We used ClickBench on March 3rd to evaluate the performance of Databend in comparison to other OLAP databases. ClickBench utilizes the HITS dataset from a production environment to measure database performance. The benchmark comprises 50 databases and assesses the data import time and 43 other queries. The total ranking of a database is determined by its overall performance across all testing scenarios.
Databend Ranked High
To demonstrate the real performance of Databend, we did not make any special optimizations for the testing scenarios. We used all default configurations without any parameter tuning, did not partition the data based on a specific column during the import and table creation, and did not cache the original data or query results, only caching metadata and indexes.

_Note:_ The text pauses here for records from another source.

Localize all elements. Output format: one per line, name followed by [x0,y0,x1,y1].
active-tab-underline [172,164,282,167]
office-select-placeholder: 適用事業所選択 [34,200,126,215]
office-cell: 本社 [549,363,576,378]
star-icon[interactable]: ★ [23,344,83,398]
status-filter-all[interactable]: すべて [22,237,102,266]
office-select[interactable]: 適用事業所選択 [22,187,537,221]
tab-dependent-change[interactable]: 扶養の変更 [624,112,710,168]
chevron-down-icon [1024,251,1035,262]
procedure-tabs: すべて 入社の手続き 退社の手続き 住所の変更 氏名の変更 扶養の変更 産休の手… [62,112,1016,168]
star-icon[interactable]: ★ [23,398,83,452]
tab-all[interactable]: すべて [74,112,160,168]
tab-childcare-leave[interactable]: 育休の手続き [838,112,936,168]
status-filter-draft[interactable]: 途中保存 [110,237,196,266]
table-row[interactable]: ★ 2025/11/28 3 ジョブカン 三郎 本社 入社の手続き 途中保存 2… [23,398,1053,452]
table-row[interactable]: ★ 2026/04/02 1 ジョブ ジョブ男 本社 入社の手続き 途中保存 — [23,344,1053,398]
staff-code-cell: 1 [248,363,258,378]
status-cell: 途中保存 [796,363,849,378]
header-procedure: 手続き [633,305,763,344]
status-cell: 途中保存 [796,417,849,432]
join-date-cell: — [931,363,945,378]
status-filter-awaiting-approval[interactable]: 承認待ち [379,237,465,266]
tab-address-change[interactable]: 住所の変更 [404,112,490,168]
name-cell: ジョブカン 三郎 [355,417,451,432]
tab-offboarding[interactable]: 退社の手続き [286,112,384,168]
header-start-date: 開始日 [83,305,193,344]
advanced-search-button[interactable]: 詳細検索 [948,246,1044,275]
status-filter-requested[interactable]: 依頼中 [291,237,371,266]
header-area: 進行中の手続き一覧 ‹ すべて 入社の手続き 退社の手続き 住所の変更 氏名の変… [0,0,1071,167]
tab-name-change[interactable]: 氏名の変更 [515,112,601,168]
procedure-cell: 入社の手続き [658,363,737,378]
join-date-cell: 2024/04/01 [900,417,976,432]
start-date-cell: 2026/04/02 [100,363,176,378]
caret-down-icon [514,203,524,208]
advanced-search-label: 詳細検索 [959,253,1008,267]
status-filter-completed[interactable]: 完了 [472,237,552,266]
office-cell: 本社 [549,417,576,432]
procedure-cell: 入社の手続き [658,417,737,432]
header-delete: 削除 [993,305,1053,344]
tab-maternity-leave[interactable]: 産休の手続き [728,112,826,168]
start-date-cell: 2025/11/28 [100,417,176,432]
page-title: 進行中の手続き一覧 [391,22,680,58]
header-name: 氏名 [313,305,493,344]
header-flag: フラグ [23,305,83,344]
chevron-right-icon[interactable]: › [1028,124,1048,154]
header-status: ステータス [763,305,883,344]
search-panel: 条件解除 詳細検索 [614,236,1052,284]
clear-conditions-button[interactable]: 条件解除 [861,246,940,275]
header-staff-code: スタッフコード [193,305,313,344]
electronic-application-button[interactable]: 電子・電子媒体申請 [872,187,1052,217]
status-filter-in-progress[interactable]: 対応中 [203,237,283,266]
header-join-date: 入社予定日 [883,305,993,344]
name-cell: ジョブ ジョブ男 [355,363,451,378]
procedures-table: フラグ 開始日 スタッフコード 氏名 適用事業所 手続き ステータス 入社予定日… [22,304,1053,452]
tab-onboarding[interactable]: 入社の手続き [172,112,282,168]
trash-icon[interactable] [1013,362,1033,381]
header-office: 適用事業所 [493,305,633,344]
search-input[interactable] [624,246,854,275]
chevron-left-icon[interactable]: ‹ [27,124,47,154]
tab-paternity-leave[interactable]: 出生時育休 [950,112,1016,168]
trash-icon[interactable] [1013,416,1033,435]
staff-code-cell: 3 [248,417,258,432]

We submitted tests for the three most common types of Amazon EC2 instances:
- c6a.metal, 500GB gp2 (192 cores)
- c6a.4xlarge, 500GB gp2 (16 cores)
- c5.4xlarge, 500GB gp2 (16 cores)
We got good results. Databend's data load performance ranked first for all the three instance types.
Databend also performed exceptionally in hot run queries:
What Made it Happen
Thanks to the new expression system in Databend, all operators have been implemented with vectorization, and all operators have domain-based value inference capabilities. Based on this, we can apply a powerful constant folding framework to perform multi-level data pruning, as well as skip unnecessary data blocks as much as possible.
In addition, the scheduling ability of the pipeline and the functionality of the aggregation operator have been further strengthened, allowing for efficient scheduling of CPU and IO resources, thereby achieving optimal performance.
The gap between the top three in the ClickBench list is not significant. Therefore, even in scenarios where it is not particularly good at, combining high-performance computing power, Databend can also achieve good advantages. Since Databend uses default configurations and disables DataCache, the comparison has little significance in cold run scenarios. We can also optimize the table creation statement (e.g., import partition by UserID, optimize
Q17 and other scenarios that aggregate by UserId) or add some parameter tuning to further improve performance.
Databend's ultimate goal is to provide users with ultimate performance and easy-to-use product experience in common scenarios. Benchmarking is mainly to provide us with a way to measure performance and improve product quality. ClickBench testing is very representative, so we have integrated ClickBench into the performance testing CI of various versions and PRs, making it easy for developers to observe performance degradation and improvement and optimize product development.